I like serving these with a big salad and poached salmon.


Savory Millet Croquettes

6 servings


1 tablespoon extra-virgin olive oil

1/4 cup finely chopped onion

1 cup millet

1 clove garlic, minced

3 1/2 cups chicken stock, vegetable stock or water

3/4 teaspoon coarse salt

1/3 cup coarsely shredded zucchini

1/3 cup coarsely shredded carrot

1 1/2 teaspoons minced fresh thyme, or 1/2 teaspoon dried

1 teaspoon freshly grated lemon zest

1/4 teaspoon freshly ground pepper


Heat 1 tablespoon oil in a large saucepan over medium-low heat. Add onion and cook, stirring, until softened, 2 to 4 minutes. Stir in millet and garlic and cook, stirring, until fragrant, about 30 seconds. Add stock or water and salt and bring to a boil over medium heat. Reduce heat to low, cover and cook, stirring once or twice, for 20 minutes.

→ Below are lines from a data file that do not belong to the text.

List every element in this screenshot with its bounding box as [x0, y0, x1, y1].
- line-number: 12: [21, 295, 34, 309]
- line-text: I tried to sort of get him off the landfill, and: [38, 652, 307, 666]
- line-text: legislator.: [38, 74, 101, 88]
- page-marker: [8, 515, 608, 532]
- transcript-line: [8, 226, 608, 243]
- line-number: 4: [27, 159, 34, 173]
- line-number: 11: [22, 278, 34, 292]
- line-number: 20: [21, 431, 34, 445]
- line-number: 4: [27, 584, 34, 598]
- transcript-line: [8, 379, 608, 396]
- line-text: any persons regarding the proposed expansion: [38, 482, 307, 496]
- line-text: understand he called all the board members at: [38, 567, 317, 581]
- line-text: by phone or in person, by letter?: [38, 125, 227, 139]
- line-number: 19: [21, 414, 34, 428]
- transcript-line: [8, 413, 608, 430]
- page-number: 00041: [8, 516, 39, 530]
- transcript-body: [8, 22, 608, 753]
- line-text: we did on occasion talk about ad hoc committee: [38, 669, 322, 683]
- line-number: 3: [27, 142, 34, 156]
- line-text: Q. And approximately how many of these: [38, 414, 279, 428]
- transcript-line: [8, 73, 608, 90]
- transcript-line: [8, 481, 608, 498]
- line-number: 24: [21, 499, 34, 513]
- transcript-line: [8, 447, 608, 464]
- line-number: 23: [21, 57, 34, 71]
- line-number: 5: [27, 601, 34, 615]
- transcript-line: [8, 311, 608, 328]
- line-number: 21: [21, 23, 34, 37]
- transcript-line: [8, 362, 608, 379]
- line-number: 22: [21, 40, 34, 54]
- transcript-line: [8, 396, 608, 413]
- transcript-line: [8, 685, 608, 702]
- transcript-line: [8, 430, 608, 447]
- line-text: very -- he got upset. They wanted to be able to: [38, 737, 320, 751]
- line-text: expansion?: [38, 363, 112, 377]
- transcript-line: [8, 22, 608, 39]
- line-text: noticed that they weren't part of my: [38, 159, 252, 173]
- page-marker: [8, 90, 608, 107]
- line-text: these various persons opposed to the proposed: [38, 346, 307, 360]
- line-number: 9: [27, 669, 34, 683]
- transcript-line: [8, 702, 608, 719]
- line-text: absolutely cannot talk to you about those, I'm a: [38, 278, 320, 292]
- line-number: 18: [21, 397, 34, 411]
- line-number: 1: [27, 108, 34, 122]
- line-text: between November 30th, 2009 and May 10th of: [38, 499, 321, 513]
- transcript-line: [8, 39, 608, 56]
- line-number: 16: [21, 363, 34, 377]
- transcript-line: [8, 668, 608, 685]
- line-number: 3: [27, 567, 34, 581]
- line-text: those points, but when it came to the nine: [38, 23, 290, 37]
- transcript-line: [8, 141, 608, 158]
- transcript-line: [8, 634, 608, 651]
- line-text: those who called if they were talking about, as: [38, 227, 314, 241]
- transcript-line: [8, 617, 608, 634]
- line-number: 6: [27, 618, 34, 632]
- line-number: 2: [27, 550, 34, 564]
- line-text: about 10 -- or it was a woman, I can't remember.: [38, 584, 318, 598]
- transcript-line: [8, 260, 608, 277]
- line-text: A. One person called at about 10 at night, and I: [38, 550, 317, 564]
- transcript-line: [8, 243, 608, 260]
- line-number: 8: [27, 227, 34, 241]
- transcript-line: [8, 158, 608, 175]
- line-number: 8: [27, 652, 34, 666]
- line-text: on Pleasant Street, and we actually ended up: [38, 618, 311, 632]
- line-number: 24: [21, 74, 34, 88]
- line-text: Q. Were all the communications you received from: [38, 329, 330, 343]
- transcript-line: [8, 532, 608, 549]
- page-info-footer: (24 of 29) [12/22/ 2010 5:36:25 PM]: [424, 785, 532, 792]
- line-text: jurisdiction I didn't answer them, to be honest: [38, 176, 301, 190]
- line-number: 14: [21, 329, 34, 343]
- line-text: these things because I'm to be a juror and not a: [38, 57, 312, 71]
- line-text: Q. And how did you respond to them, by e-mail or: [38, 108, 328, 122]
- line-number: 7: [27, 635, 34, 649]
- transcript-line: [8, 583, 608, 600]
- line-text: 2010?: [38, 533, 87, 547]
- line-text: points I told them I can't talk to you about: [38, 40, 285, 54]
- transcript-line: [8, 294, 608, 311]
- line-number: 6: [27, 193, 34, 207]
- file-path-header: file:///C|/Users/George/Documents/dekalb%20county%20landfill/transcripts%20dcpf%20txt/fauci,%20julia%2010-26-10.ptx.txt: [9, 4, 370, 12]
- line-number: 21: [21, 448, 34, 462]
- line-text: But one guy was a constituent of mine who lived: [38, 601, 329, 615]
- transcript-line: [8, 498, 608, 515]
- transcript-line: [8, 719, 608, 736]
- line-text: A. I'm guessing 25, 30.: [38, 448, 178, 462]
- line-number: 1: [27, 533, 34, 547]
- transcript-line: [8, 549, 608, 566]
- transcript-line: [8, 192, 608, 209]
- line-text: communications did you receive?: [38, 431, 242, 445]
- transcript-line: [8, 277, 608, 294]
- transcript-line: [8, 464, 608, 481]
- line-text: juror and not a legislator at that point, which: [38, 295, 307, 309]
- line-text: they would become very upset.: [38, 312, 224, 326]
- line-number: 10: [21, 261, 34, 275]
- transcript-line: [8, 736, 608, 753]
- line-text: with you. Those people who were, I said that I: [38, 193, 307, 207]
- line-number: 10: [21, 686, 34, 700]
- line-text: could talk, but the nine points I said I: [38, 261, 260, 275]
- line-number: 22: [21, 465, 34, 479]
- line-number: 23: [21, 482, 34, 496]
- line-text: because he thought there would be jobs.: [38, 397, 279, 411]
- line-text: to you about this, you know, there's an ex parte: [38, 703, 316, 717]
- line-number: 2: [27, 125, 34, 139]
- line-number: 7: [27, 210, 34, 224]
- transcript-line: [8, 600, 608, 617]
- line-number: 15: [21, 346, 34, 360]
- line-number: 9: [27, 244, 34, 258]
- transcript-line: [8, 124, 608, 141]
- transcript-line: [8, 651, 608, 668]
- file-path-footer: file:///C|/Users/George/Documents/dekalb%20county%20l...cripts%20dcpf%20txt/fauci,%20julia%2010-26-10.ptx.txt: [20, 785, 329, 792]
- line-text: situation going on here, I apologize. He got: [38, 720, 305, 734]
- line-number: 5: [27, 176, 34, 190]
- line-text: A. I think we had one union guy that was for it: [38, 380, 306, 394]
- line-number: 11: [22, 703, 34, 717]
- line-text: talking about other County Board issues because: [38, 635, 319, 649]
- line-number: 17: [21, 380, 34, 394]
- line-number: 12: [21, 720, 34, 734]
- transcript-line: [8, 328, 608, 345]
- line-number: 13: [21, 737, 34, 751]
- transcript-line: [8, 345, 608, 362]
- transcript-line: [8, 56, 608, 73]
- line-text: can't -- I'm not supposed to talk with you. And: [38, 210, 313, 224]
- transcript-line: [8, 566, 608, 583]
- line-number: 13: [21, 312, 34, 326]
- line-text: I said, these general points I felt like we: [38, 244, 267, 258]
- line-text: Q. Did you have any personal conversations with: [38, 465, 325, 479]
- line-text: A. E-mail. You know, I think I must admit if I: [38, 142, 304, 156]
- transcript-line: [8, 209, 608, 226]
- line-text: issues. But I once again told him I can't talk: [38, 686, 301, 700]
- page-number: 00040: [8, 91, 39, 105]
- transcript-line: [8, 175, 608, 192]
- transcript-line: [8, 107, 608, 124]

Stir in zucchini, carrot, thyme, lemon zest and pepper. Cook, uncovered, maintaining a simmer and stirring often to keep the millet from sticking, until the mixture is soft, very thick and the liquid has been absorbed, about 10 minutes more. Remove from the heat and let stand, covered, for 10 minutes. Uncover and let stand, stirring once or twice, until cool enough to handle, about 30 minutes.

With dampened hands, shape the millet mixture into 12 cakes or patties, 3-inch diameter (a scant 1/3 cup each).

Coat a medium skillet with cooking spray and heat over medium heat. Add 4 millet cakes and cook until the bottoms are browned, 3 to 5 minutes. Carefully turn the croquettes with a wide spatula and cook until the other side is browned, 3 to 5 minutes more. Coat the pan with cooking spray again and cook the remaining cakes in batches, reducing the heat if necessary to prevent burning.

Note:  You can make and shaped the croquettes1 to 2 hours before you need to cook them, if needed.